Transparency is also crucial to help patients understand their pharmacy network when choosing an insurance plan. People with CF have numerous daily treatments, some of which are limited distribution and can only be filled at select pharmacies. When PBMs restrict their members to their preferred specialty pharmacy, it requires people with CF to navigate going to the limited distribution pharmacies for specific medications and then the preferred pharmacy for other treatments. Having multiple pharmacies for chronic medications requires significant coordination to the person with CF or caregiver, increasing administrative and time burden. While this issue is not solely the result of PBM practices, increased transparency on ties between PBMs and pharmacies will allow for more informed decision making among consumers and may potentially alleviate some of this burden.

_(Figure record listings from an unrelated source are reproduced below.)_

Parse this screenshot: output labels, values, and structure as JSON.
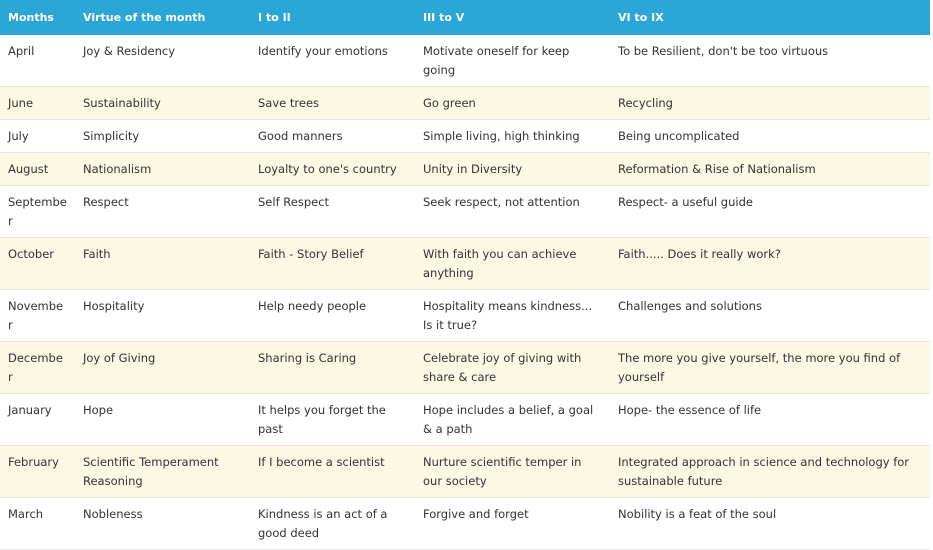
{
  "table": {
    "headers": [
      "Months",
      "Virtue of the month",
      "I to II",
      "III to V",
      "VI to IX"
    ],
    "rows": [
      [
        "April",
        "Joy & Residency",
        "Identify your emotions",
        "Motivate oneself for keep going",
        "To be Resilient, don't be too virtuous"
      ],
      [
        "June",
        "Sustainability",
        "Save trees",
        "Go green",
        "Recycling"
      ],
      [
        "July",
        "Simplicity",
        "Good manners",
        "Simple living, high thinking",
        "Being uncomplicated"
      ],
      [
        "August",
        "Nationalism",
        "Loyalty to one's country",
        "Unity in Diversity",
        "Reformation & Rise of Nationalism"
      ],
      [
        "September",
        "Respect",
        "Self Respect",
        "Seek respect, not attention",
        "Respect- a useful guide"
      ],
      [
        "October",
        "Faith",
        "Faith - Story Belief",
        "With faith you can achieve anything",
        "Faith..... Does it really work?"
      ],
      [
        "November",
        "Hospitality",
        "Help needy people",
        "Hospitality means kindness... Is it true?",
        "Challenges and solutions"
      ],
      [
        "December",
        "Joy of Giving",
        "Sharing is Caring",
        "Celebrate joy of giving with share & care",
        "The more you give yourself, the more you find of yourself"
      ],
      [
        "January",
        "Hope",
        "It helps you forget the past",
        "Hope includes a belief, a goal & a path",
        "Hope- the essence of life"
      ],
      [
        "February",
        "Scientific Temperament Reasoning",
        "If I become a scientist",
        "Nurture scientific temper in our society",
        "Integrated approach in science and technology for sustainable future"
      ],
      [
        "March",
        "Nobleness",
        "Kindness is an act of a good deed",
        "Forgive and forget",
        "Nobility is a feat of the soul"
      ]
    ]
  }
}
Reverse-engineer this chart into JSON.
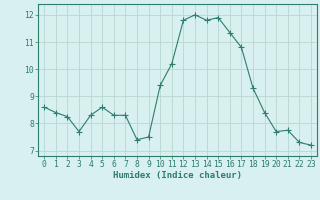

Furthermore, providing increased transparency around all entities involved in managing pharmacy benefits will help patients understand the role of third-party entities such as alternative funding programs (AFPs) and maximizers that handle part or all of their specialty drug benefit. These entities exist to lower costs for health plans but also add complexity to an already opaque system for patients. Maximizers often subcontract a patient’s drug coverage to a third-party entity that sets the patients’ cost-sharing at a level to maximize use of manufacturer copay assistance. AFPs seek to source high-cost drugs by enrolling patients in manufacturer patient assistance programs that provide free drugs, which are usually intended for people without insurance. AFPs cause consumers to experience financial losses and lose access to critical medications while they navigate these programs. When a patient is forced to enroll in a third-party program, any financial assistance the patient receives will not be counted towards meeting their deductible or out-of-pocket limit, increasing the cost burden for the patient. Requiring issuers and plans to identifying these third-party drug benefit service providers as part of the overall plan design would help patients better navigate this highly complicated system.
Conclusion
Thank you for the opportunity to provide information on the experiences of people with CF. While the current transparency measures and any additional changes as a result of the RFI are a good first step, we strongly urge the Departments to work across federal agencies and with Congress to increase oversight and accountability for health plans, TPAs, PBMs, and other third-party entities. The CF Foundation is ready to serve as a resource as the Departments explore solutions to improve affordability and access to essential therapies.